Seine Meisterschaft als Songwriter und seine Mischung aus Rock, Country, Delta-Blues und Beat basiert auf Fogertys Prämisse der Einfachheit. „Hey Tonight“, „Down on the Corner“ oder das von Ike und Tina Turner so brillant gecoverte „Proud Mary“ als eigentlich letzte Zugabe werden mit der Leidenschaft einer Garagenband zelebriert. Fogerty mutiert unterm restlos ausverkauften Zeltdach zu jenem Jungen, der sich in den Rock’n’Roll verliebte, als er den US-amerikanischen Elvis-Presley-Gitarristen Scotty Moore in einer Jukebox mit dem Presley-Cover „My Baby left me“ hörte. Der Geist von damals ist noch heute ansteckend, Fogerty zeigt sich unermüdlich und kantig – und seine Stimme schnarrt noch immer wie einst: fesselnd.

Mitten im Konzert setzt er einen Block aus Coversongs, mit denen er sein eigenes hippieskes Woodstock-Revival feiert. Mit Songs, die teils in Bethel gespielt wurden: „With a little help from my friends“ von den Beatles, das den Durchbruch von Joe Cocker bedeutete, oder das herausragend funkige „Dance to the Music“ von der Soulband Sly & the Family Stone. „Give Peace a Chance“ wurde zwar nicht in Woodstock präsentiert, aber John Lennon schrieb damit kurz vor dem Festival das Friedenslied aller Love & Peace-Songs.

Alle Songs gehen in rasant-rockigen Versionen über die Bühne, dank einer herausragenden Band samt Bläsern und Backgroundsängerinnen, die bei Bedarf auch herrlich aufdrehen können, etwa bei „Keep on Chooglin’“, einem der Konzert-Höhepunkte. Mit Shane, der die Rhythmusgitarre spielt, liefert sich der sichtlich stolze Vater bei „Blueboy“ ein forderndes Duell, eine Art Western-Shootout auf der Mainstreet.
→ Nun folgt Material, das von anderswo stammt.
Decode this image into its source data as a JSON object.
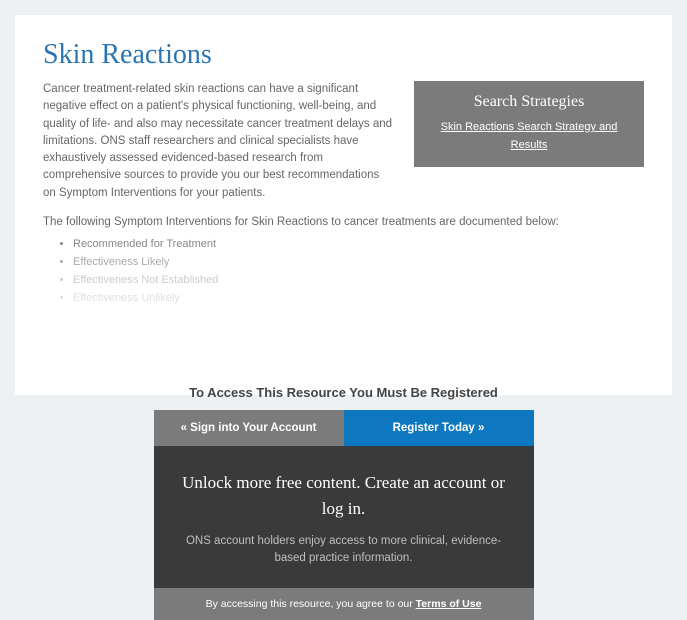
{
  "page": {
    "title": "Skin Reactions",
    "intro": "Cancer treatment-related skin reactions can have a significant negative effect on a patient's physical functioning, well-being, and quality of life- and also may necessitate cancer treatment delays and limitations. ONS staff researchers and clinical specialists have exhaustively assessed evidenced-based research from comprehensive sources to provide you our best recommendations on Symptom Interventions for your patients.",
    "subintro": "The following Symptom Interventions for Skin Reactions to cancer treatments are documented below:",
    "list": [
      "Recommended for Treatment",
      "Effectiveness Likely",
      "Effectiveness Not Established",
      "Effectiveness Unlikely"
    ]
  },
  "aside": {
    "title": "Search Strategies",
    "link": "Skin Reactions Search Strategy and Results"
  },
  "gate": {
    "title": "To Access This Resource You Must Be Registered",
    "signin": "« Sign into Your Account",
    "register": "Register Today »",
    "headline": "Unlock more free content. Create an account or log in.",
    "sub": "ONS account holders enjoy access to more clinical, evidence-based practice information.",
    "footer_pre": "By accessing this resource, you agree to our ",
    "terms": "Terms of Use"
  }
}
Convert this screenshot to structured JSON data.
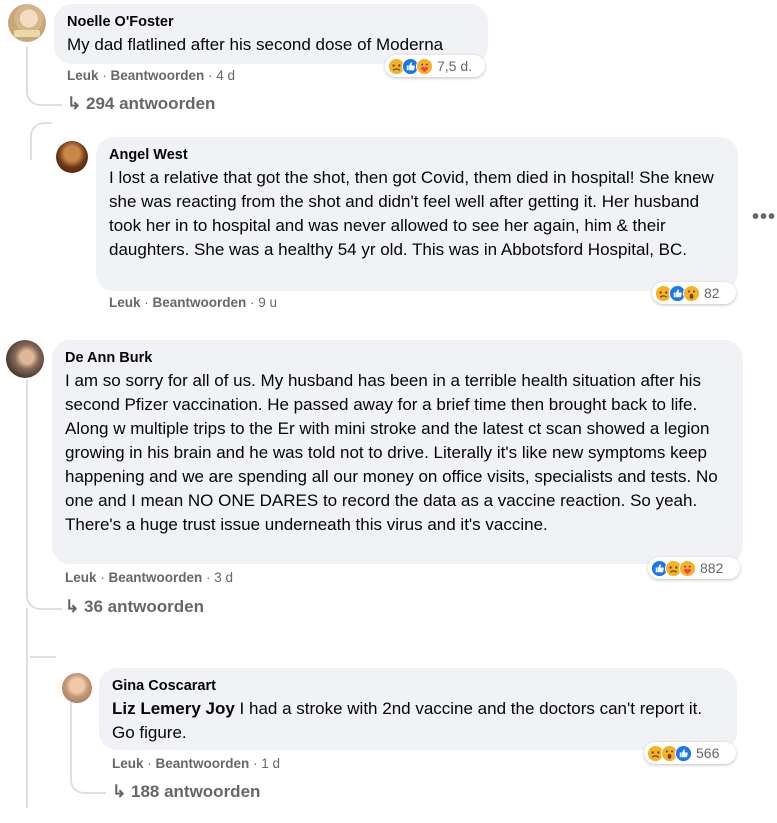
{
  "comments": [
    {
      "author": "Noelle O'Foster",
      "text": "My dad flatlined after his second dose of Moderna",
      "like": "Leuk",
      "reply": "Beantwoorden",
      "time": "4 d",
      "reaction_count": "7,5 d.",
      "reaction_icons": [
        "sad-icon",
        "like-icon",
        "care-icon"
      ],
      "replies_link": "294 antwoorden"
    },
    {
      "author": "Angel West",
      "text": "I lost a relative that got the shot, then got Covid, them died in hospital! She knew she was reacting from the shot and didn't feel well after getting it. Her husband took her in to hospital and was never allowed to see her again, him & their daughters. She was a healthy 54 yr old. This was in Abbotsford Hospital, BC.",
      "like": "Leuk",
      "reply": "Beantwoorden",
      "time": "9 u",
      "reaction_count": "82",
      "reaction_icons": [
        "sad-icon",
        "like-icon",
        "wow-icon"
      ]
    },
    {
      "author": "De Ann Burk",
      "text": "I am so sorry for all of us. My husband has been in a terrible health situation after his second Pfizer vaccination. He passed away for a brief time then brought back to life. Along w multiple trips to the Er with mini stroke and the latest ct scan showed a legion growing in his brain and he was told not to drive. Literally it's like new symptoms keep happening and we are spending all our money on office visits, specialists and tests. No one and I mean NO ONE DARES to record the data as a vaccine reaction. So yeah. There's a huge trust issue underneath this virus and it's vaccine.",
      "like": "Leuk",
      "reply": "Beantwoorden",
      "time": "3 d",
      "reaction_count": "882",
      "reaction_icons": [
        "like-icon",
        "sad-icon",
        "care-icon"
      ],
      "replies_link": "36 antwoorden"
    },
    {
      "author": "Gina Coscarart",
      "mention": "Liz Lemery Joy",
      "text": " I had a stroke with 2nd vaccine and the doctors can't report it. Go figure.",
      "like": "Leuk",
      "reply": "Beantwoorden",
      "time": "1 d",
      "reaction_count": "566",
      "reaction_icons": [
        "sad-icon",
        "wow-icon",
        "like-icon"
      ],
      "replies_link": "188 antwoorden"
    }
  ],
  "separator": " · ",
  "more_options": "•••",
  "reply_arrow": "↳",
  "colors": {
    "bubble": "#f0f2f5",
    "meta": "#65676b",
    "like_blue": "#1877f2",
    "emoji_yellow": "#f7b125",
    "care_red": "#f33e58"
  }
}
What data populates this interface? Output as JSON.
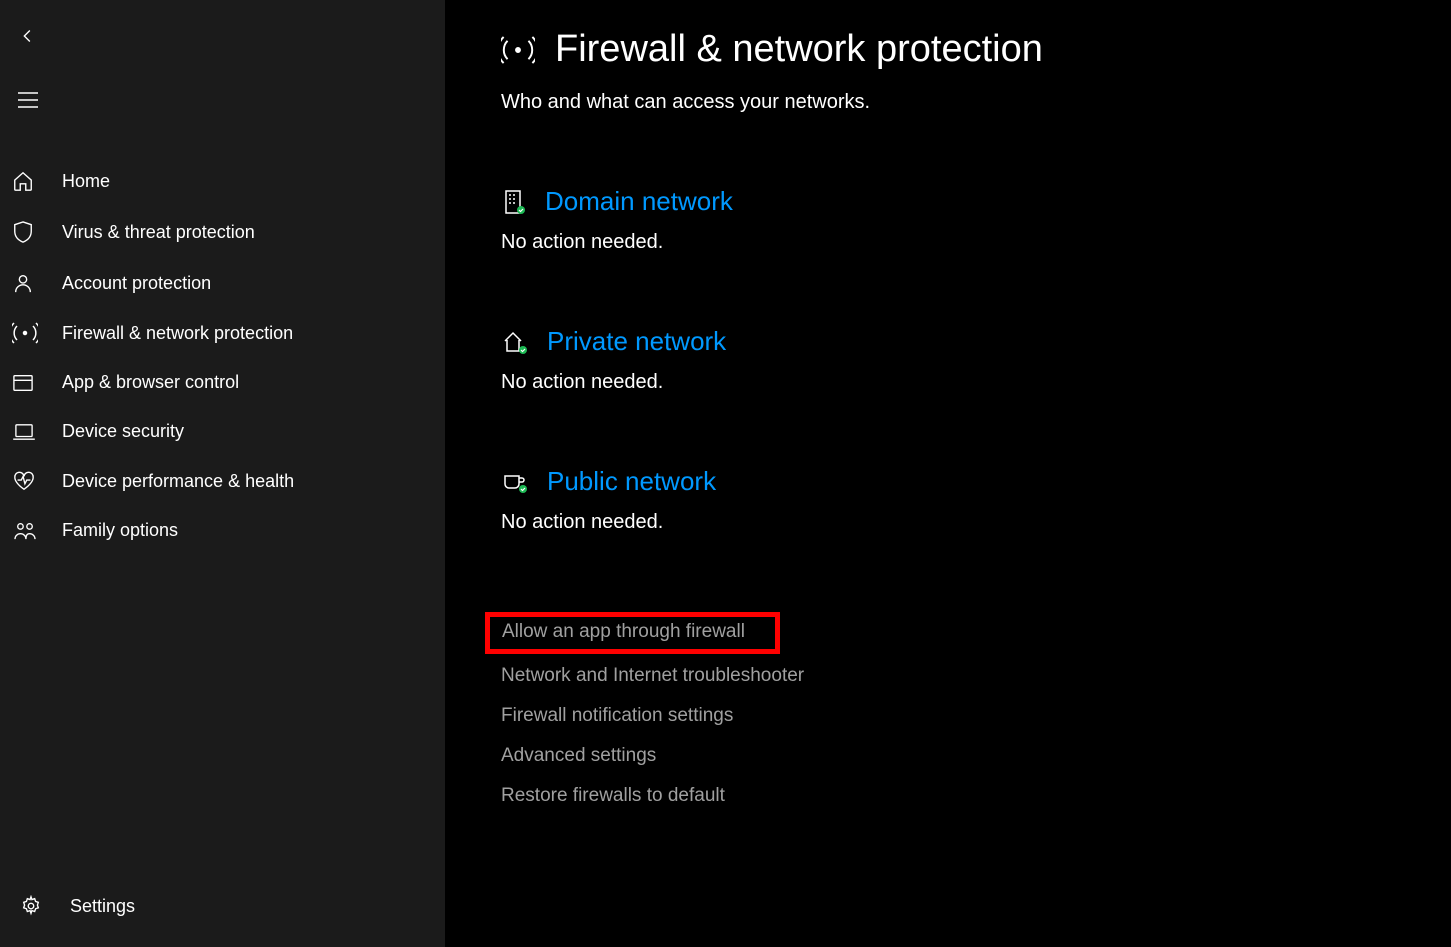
{
  "sidebar": {
    "items": [
      {
        "label": "Home",
        "icon": "home-icon"
      },
      {
        "label": "Virus & threat protection",
        "icon": "shield-icon"
      },
      {
        "label": "Account protection",
        "icon": "person-icon"
      },
      {
        "label": "Firewall & network protection",
        "icon": "antenna-icon"
      },
      {
        "label": "App & browser control",
        "icon": "browser-icon"
      },
      {
        "label": "Device security",
        "icon": "device-icon"
      },
      {
        "label": "Device performance & health",
        "icon": "heart-icon"
      },
      {
        "label": "Family options",
        "icon": "family-icon"
      }
    ],
    "settings_label": "Settings"
  },
  "main": {
    "title": "Firewall & network protection",
    "subtitle": "Who and what can access your networks.",
    "networks": [
      {
        "name": "Domain network",
        "status": "No action needed.",
        "icon": "building-icon"
      },
      {
        "name": "Private network",
        "status": "No action needed.",
        "icon": "house-icon"
      },
      {
        "name": "Public network",
        "status": "No action needed.",
        "icon": "coffee-icon"
      }
    ],
    "actions": [
      {
        "label": "Allow an app through firewall",
        "highlight": true
      },
      {
        "label": "Network and Internet troubleshooter"
      },
      {
        "label": "Firewall notification settings"
      },
      {
        "label": "Advanced settings"
      },
      {
        "label": "Restore firewalls to default"
      }
    ]
  }
}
Insgesamt schießt Fogerty nahezu 30 Songs aus den Läufen seiner Gitarren heraus. „The old Man down the Road“ gegen Ende des regulären Sets ist eine Erinnerung an die Zeit, als er wegen Plagiats seiner eigenen Arbeit angeklagt worden war. „Rockin’ all over the World“ als erste Zugabe ist, neben „Proud Mary“, vielleicht das beste Beispiel für Fogertys musikalische Größe. Erst in den Händen von Status Quo wurde der Song zur Legende.

Ein Rätsel lüftet Fogerty bei seiner zweistündigen Zeitreise 50 Jahre zurück auch in Winterbach nicht. Als er, sein 1990 verstorbener Bruder Tom, Stu Cook und Doug Clifford CCR in El Cerrito, Kalifornien, gründeten, lebten sie 2000 Meilen von Cajun Swampland, der Gegend um New Orleans herum, entfernt. Wie konnten sie da so fantastische Hoodoo-Songs schreiben wie das zerlumpt-nervöse „Born on the Bayou“, das sumpfige „Run through the Jungle“ oder die bluesige Südstaaten-Ballade „Long as I can see the Light“? Mit Songs wie diesen kommt im schwül-heißen Zelt ein kleines Gefühl von Mardi Gras auf. Fogertys Songs sind fast alle Klassiker. Er selbst ist ein Klassiker. Es gibt nur wenige Rockmusiker, die ihm das Wasser reichen können. Am Ende haben Fans und Fogerty so viel Spaß, dass er gar nicht mehr aufhören will, mit den Flügeln zu schlagen.